I don't think there is a aircraft clock with a alarm.If you got a pilot that needs to be woke up I don't think you want him flying.


----------



## cavallino33 (Jan 7, 2008)

I tried looking for the same thing but I don't think it exists. I ended up getting a mig clock (or possibly a tank clock) for my desk and a regualr mechanical alarm clock. It is hard to find any new mechanical alarms clocks as it is.


----------



## zinman74 (Aug 18, 2006)

Thanks, I agree on not wanting a pilot that needs to be woken up. It would make sense if they made one for us enthusiasts.


----------



## Escapemen (Mar 20, 2010)

Breitling made a model 853 that is exactly what you look for. There is one for sale on eBay now for $$$$.


----------



## Janne (Apr 16, 2007)

Is it not the reason the Autopilot was invented, so the Pilots did not have to wake up? :-d


----------



## Janne (Apr 16, 2007)

Ok, end of Joking.
You can always take a good quality Analog Alarm clock, and change the dial ( glue a Cockpit clock design over the old one)


----------



## Somewhere else (Feb 17, 2006)

It DOES exist! Not only does it exist, but they have four different models. Look for Trintec on the Internet and you will see some of the surprising nice ones that they make.
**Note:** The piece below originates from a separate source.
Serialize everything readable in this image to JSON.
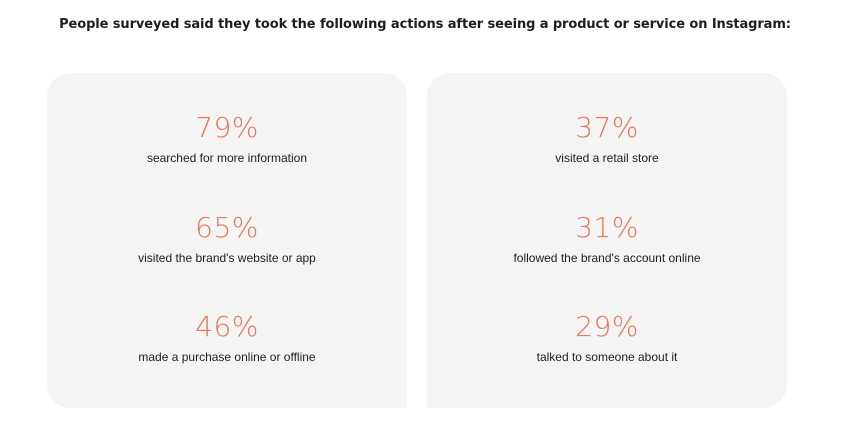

These are not real aircraft clocks, of course, but very nicely made replicas. To give you an idea of their quality, they are sold in the Japanese National Aerospace Museum, so I'm sure you will find them to be pretty good items.


----------



## pompe (Jul 8, 2008)

There should be plenty of quarts versions out there, But if you are like me you want a mech. So this is what you do, Buy a airplane clock that is beyond repair =cheap then buy a Travel alarm clock (8 day mech) remove movement and place it instead of the busted movement in the airplane clock

Here is a link to a quick search i made what you want to search for are travel alarm clocks http://collectables.shop.ebay.co.uk/Clocks-/3930/i.html?_nkw=%228%20day%22&Clock%2520Type=Alarm%2520Clock&_catref=1&_dmpt=UK_Clocks&_fln=1&_ssov=1&_trksid=p3286.c0.m282


----------